How to Treat Diabetes

How is diabetes treated?


Diabetes is treated in two ways:

Diet and diabetes

A special diet used to be recommended for diabetes. It's now thought a normal, well-balanced diet is best.

But calorie intake is still important. People with diabetes who are overweight need to think of weight loss as part of their treatment.

  • a combination of healthy diet and exercise
  • medication with tablets and/or
    insulin.

 Insulin injectionsincrease the amount of insulin in your body and bring down the blood sugar
level. Insulin injections are used in Type 1 diabetes and in some cases of  Type 2.

These can be given once a day as a long-acting insulin, or as shorter-acting injections given more frequently through the day, and can be used in combination with tablet treatment if necessary.There are different types of oral medication for treating Type 2 diabetes:


  • some increase the amount of insulin secreted by the
    pancreas
  • some increase the action of insulin in the body
  • some delay the absorption of glucose from the digestive
    system
  • some suppress a hormone called glucagon, which is secreted by
    the pancreas and stops insulin from working.

Treatment for diabetes depends on the individual. It starts the first time you give yourself an insulin injection
or take a diabetes tablet, and continues through eating a well-balanced diet and starting an exercise programme.
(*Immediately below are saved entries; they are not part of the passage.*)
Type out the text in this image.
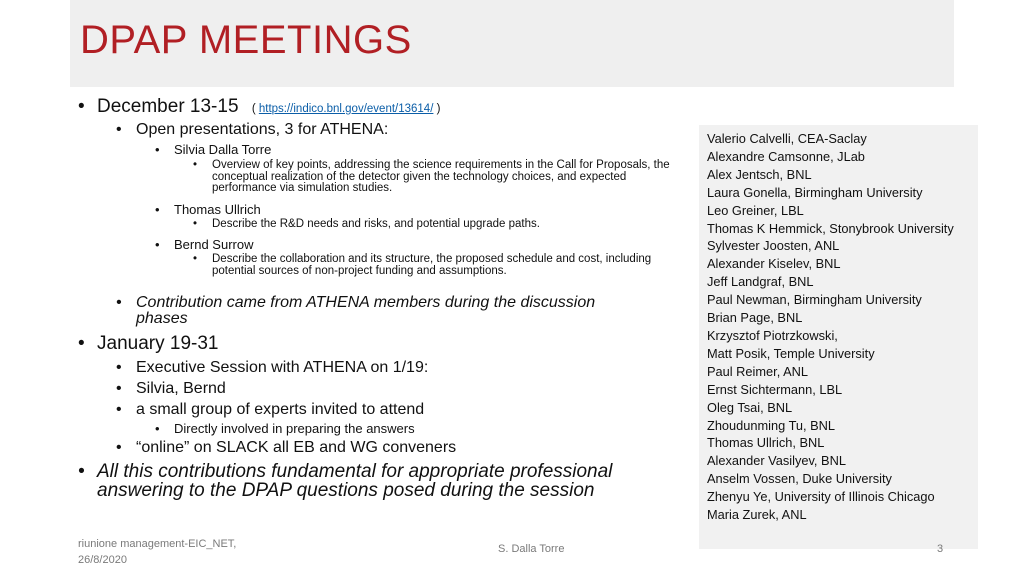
DPAP MEETINGS
• December 13-15 ( https://indico.bnl.gov/event/13614/ )
• Open presentations, 3 for ATHENA:
• Silvia Dalla Torre
• Overview of key points, addressing the science requirements in the Call for Proposals, the conceptual realization of the detector given the technology choices, and expected performance via simulation studies.
• Thomas Ullrich
• Describe the R&D needs and risks, and potential upgrade paths.
• Bernd Surrow
• Describe the collaboration and its structure, the proposed schedule and cost, including potential sources of non-project funding and assumptions.
• Contribution came from ATHENA members during the discussion phases
• January 19-31
• Executive Session with ATHENA on 1/19:
• Silvia, Bernd
• a small group of experts invited to attend
• Directly involved in preparing the answers
• “online” on SLACK all EB and WG conveners
• All this contributions fundamental for appropriate professional answering to the DPAP questions posed during the session
Valerio Calvelli, CEA-Saclay
Alexandre Camsonne, JLab
Alex Jentsch, BNL
Laura Gonella, Birmingham University
Leo Greiner, LBL
Thomas K Hemmick, Stonybrook University
Sylvester Joosten, ANL
Alexander Kiselev, BNL
Jeff Landgraf, BNL
Paul Newman, Birmingham University
Brian Page, BNL
Krzysztof Piotrzkowski,
Matt Posik, Temple University
Paul Reimer, ANL
Ernst Sichtermann, LBL
Oleg Tsai, BNL
Zhoudunming Tu, BNL
Thomas Ullrich, BNL
Alexander Vasilyev, BNL
Anselm Vossen, Duke University
Zhenyu Ye, University of Illinois Chicago
Maria Zurek, ANL
riunione management-EIC_NET, 26/8/2020
S. Dalla Torre	3
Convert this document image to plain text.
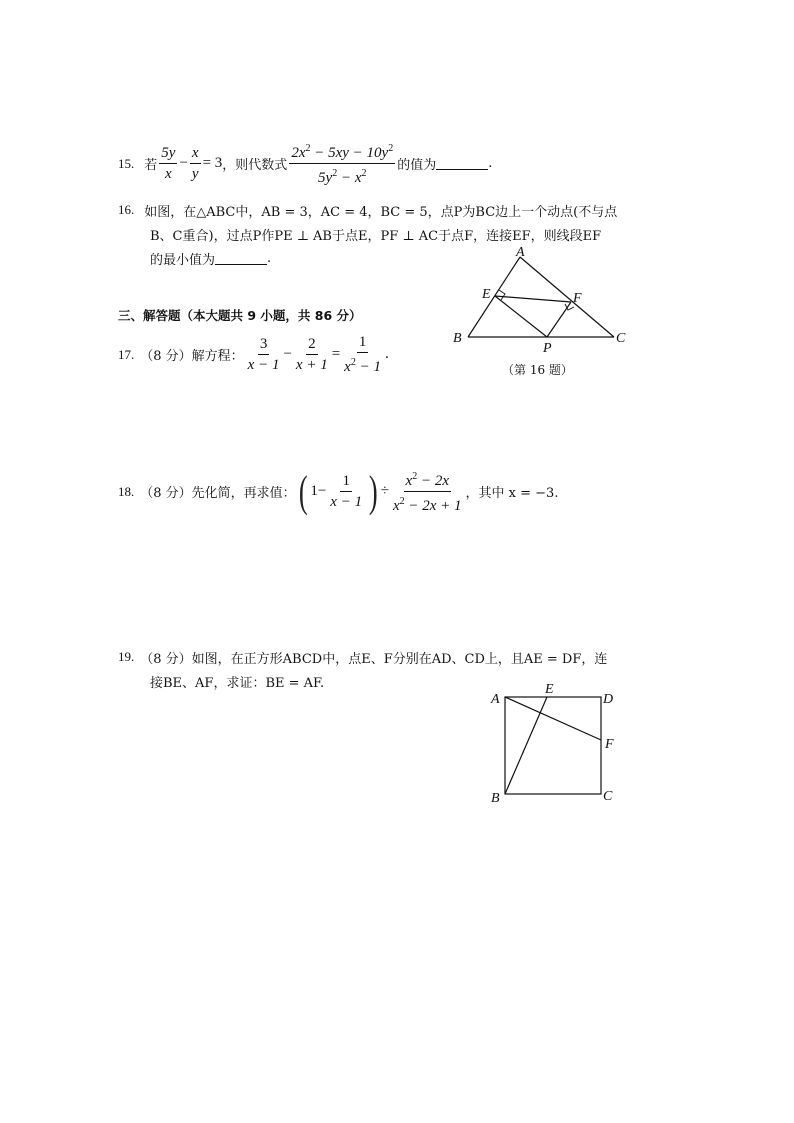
15. 若 $\frac{5y}{x} - \frac{x}{y} = 3$ ，则代数式 $\frac{2x^2 - 5xy - 10y^2}{5y^2 - x^2}$ 的值为	.
16. 如图，在△ABC中，AB = 3，AC = 4，BC = 5，点P为BC边上一个动点(不与点
B、C重合)，过点P作PE ⊥ AB于点E，PF ⊥ AC于点F，连接EF，则线段EF
的最小值为	.	A
E	F
B
P
C
（第 16 题）
三、解答题（本大题共 9 小题，共 86 分）
17. （8 分） 解方程： $\frac{3}{x - 1} - \frac{2}{x + 1} = \frac{1}{x^2 - 1}$ .
18. （8 分） 先化简，再求值： ( $1- \frac{1}{x - 1}$ ) ÷ $\frac{x^2 - 2x}{x^2 - 2x + 1}$ ，其中 x = −3.
19. （8 分） 如图，在正方形ABCD中，点E、F分别在AD、CD上，且AE = DF，连
接BE、AF，求证：BE = AF.
A
E
D
F
B	C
To help you get the most out of treatment, consult your GP or hospital healthcare team, which should include a diabetes nurse specialist.

Blood sugar levels


Monitoring blood sugar levels is an important aspect of treatment, especially in Type 1 diabetes where levels
can change markedly.This can be done easily at home with a small blood glucose meter.


Depending on the reading, you may need to adjust your diet, the amount you exercise or your insulin intake.

 


Managing diabetes


In the long term, diabetes is monitored through routine check-ups by your doctor and/or annual check-ups at the hospital on an outpatient basis.Their purpose is to determine if treatment is satisfactory and to look out for any evidence of longer-term complications such as eye or kidney disease.



Tests for these complications are usually done at the annual check-up, while routine check-ups may be carried out every three to six months.

Routine check-ups


  • Blood sample to check the level of HbA1c (a measure of long-term glucose) in the blood.
  • Evaluation of home glucose readings.
  • Discussion of diet.
  • Blood pressure.
  • Weight check.
  • Other tests and examinations as determined by your doctor.

Annual check-ups


  • Blood sample to check the amount of HbA1c in the blood.
  • Blood sample to determine the amount of fats in the blood.
  • Blood sample to check kidney function and various salts in the blood (mainly sodium and potassium).
  • Blood pressure.
  • Urine sample to determine the presence of protein (albuminuria). The appearance of protein can indicate that the small blood vessels (capillaries) in the kidneys are beginning to be affected by the
    diabetes.
  • Foot examination, including a check of various pulse points on the foot to assess circulation, and a check for vibration sensation to determine if there's any neuropathy (nerve damage) to the foot.
  • Weight check.
  • Measuring the waistline.
  • Discussion of exercise habits.
  • Discussion of smoking habits.

Long-term prospects


Both types of diabetes have the risk of complications.


Acute complications


  • Low glucose level, caused by treatment with insulin or oral Hypoglycaemic drugs that increase insulin secretion from the pancreas.
  • Diabetic acidosis, a life-threatening condition caused by the lack of insulin.

Late-stage diabetic complications

  • Retinopathy (eye disease) that can cause blindness.
  • Diabetic kidney disease that can lead to kidney failure.
  • Diabetic neuropathy (nerve disease) that can cause foot ulcers and foot infections.
  • Atherosclerosis (hardening of the arteries), particularly in smokers and those with high blood pressure and abnormal fat levels in the blood.

Late-stage complications do not usually develop for 10 to 15 years with Type 1 diabetes.

In Type 2 diabetes, however, symptoms can appear close to the time of actual diagnosis because the disease may go undetected for longer. Many studies now show that good glucose control can significantly reduce or even stop complications. This means keeping the blood sugar level as close to normal as possible.Recent studies have also confirmed the need for people with diabetes to reduce their risk of atherosclerosis (fatty deposits in your arteries). This is because if you have Type 2 diabetes, you have a four to five times greater risk of developing serious problems with your circulation that can lead to a heart attack or a stroke.

 The main factors that increase your risk are:

  • smoking
  • high blood pressure
  • raised levels of fats such as Cholesterol in the blood.

By taking measures to address these issues, you will reduce your
chance of developing complications such as heart disease.